Jerry Johnson, Professor Emeritus in the College of Agricultural and Environmental Sciences, was recognized as the 2015 Inventor of the Year for his work in developing or co-developing more than 40 new small grains crop varieties, primarily wheat, for farmers in the southeastern U.S. He led the successful small grains breeding program at UGA for 38 years. Johnson’s research focuses particularly on the development of new, high-yielding wheat varieties that resist economically important diseases and pests in the Southeast, such as rust, scab and Hessian fly. He continues to release approximately two new wheat varieties each year, and the total gross license revenue generated by the commercialization of his varieties totals nearly $3.5 million. Beyond this, Johnson was instrumental in establishing the Sungrains Group, a cooperative small grains breeding program with several other land-grant universities that gives private industry a “one stop shop” for elite new varieties.

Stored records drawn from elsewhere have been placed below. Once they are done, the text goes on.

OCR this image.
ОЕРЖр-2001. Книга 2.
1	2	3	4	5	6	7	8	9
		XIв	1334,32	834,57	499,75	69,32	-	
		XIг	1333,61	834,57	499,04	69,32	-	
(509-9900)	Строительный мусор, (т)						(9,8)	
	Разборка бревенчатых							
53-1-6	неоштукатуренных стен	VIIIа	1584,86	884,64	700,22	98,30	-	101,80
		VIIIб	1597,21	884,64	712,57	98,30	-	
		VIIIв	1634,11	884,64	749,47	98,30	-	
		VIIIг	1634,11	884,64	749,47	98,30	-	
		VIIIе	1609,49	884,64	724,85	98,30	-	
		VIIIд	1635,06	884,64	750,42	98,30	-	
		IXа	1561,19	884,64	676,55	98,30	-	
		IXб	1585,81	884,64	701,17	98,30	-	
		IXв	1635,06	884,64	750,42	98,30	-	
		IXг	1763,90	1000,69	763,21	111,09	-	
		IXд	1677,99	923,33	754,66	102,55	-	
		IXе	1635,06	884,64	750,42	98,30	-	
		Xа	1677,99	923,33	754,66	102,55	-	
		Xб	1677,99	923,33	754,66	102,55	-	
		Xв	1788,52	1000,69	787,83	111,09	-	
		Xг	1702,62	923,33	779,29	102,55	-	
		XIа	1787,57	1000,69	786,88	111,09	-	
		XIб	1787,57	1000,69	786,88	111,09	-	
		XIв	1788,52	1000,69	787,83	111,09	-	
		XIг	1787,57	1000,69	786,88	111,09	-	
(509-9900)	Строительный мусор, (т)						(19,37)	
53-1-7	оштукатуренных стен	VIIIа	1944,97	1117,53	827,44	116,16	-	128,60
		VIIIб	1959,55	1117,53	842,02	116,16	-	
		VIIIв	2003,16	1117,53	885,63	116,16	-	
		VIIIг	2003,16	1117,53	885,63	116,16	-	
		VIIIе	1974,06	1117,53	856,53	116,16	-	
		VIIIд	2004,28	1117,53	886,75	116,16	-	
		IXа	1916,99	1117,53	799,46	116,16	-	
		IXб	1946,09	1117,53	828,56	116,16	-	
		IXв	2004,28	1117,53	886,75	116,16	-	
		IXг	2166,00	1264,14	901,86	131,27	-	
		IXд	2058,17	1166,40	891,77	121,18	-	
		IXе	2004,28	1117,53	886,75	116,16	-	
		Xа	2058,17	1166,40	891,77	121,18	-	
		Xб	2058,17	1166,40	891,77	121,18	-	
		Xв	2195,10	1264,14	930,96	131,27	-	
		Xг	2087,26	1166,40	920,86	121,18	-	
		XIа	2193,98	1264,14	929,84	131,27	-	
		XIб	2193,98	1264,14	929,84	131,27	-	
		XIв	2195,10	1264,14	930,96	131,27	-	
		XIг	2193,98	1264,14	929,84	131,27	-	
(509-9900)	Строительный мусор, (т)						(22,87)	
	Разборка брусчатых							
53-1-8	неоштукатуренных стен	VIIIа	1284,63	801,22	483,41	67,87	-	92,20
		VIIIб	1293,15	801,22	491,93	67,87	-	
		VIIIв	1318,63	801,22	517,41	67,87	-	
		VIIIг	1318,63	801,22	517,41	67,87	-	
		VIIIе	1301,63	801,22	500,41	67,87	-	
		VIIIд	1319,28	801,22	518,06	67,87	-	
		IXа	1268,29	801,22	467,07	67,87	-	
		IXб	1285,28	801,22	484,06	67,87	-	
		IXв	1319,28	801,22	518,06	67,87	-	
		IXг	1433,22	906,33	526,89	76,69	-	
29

Steven Stice, D.W. Brooks Distinguished Professor, Georgia Research Alliance Eminent Scholar, and Director of the Regenerative Bioscience Center, has led industry and academic research teams in the area of pluripotent stem cells for over 20 years. Prior to joining the University of Georgia, Stice worked for a Fortune 500 company and then was a co-founder and served as both CSO and CEO of Advanced Cell Technology, the only U.S. company currently in human clinical trials using human pluripotent stem cells. His entrepreneurial spirit continued at UGA, where he co-founded four startup companies: Prolinia, Cytogenesis, which later merged with what is now ViaCyte; ArunA Biomedical; and SciStem. ArunA was the first company to commercialize a product derived from human pluripotent stem cells, and the company has developed stem cells that were used to facilitate approval of Pfizer’s current cognitive enhancing pharmaceuticals. SciStem is an orthopedic stem cell company. Stice continues to play a vital role in promoting entrepreneurship in the Athens and Georgia bioscience communities.